In New York, Hazen felt the soil samples in order to check whether the interfaces of any of the organisms with mushrooms. If she could find some activity in the soil, it had to send the sample to the colleague, whose task was to extract from the soil organism that has caused the reaction. As soon as Brown would have found the active ingredient, it had to send the sample back to Hazen, so she checked it again for the presence of fungi. If the body is able to kill the fungus, it should be assessed for toxicity. Most of the samples were too toxic to humans, but finally, Brown and Hazen stumbled upon an effective body that kills fungi and safe for humans. This happened in 1950.
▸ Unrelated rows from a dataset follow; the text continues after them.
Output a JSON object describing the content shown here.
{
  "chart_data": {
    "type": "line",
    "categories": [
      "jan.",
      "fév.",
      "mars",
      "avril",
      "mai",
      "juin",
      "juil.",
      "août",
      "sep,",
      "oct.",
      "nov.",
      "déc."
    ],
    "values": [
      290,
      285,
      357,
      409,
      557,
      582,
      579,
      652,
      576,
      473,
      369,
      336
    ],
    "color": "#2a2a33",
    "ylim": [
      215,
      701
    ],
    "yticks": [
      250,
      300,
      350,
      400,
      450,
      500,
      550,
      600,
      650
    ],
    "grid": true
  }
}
They named their drug Nystatin. Currently, the drug is sold under various trade names, and he treats fungal infections that affect the skin, genitals and intestines.
It was supposed to be just a temporary job. Stephanie Kwolek (Stephanie Kwolek) began working at DuPont Company in 1946 in order to accumulate enough money to study in medical school. it still was in 1964 at the same place of work, exploring how to turn polymers particularly strong synthetic fibers. Kwolek worked with polymers whose molecules are rod-shaped and lined up in a straight line. Compared with molecules that form a mixed system, Kwolek believed that clear line, which line up molecules will enjoy its material stronger. And it's all true despite the fact that these polymers are very difficult to dissolve in the liquid, which can then be tested. Later, she was finally able to create a solution with a rod-shaped molecules, but produced its solution was significantly different from all other previously received Stephanie.
The next step it should have been passing the liquid through a special machine that produces a fiber cloth. However, the die machine operator is not allowed to use the device Kwolek because she received a mixture of radically different from what was used previously on it, and he feared that the machine can break.
Yet Kwolek insisted and after Kwolek process received dense as steel fiber. This material called Kevlar, and is currently used for the production of skis, radial tires, brake pads, cables for suspension bridges, hats and so on.. In particular, Kevlar is used to make bulletproof vests, so despite the fact that Kwolek and did not go to study in medical school, it, nevertheless, managed to save many lives.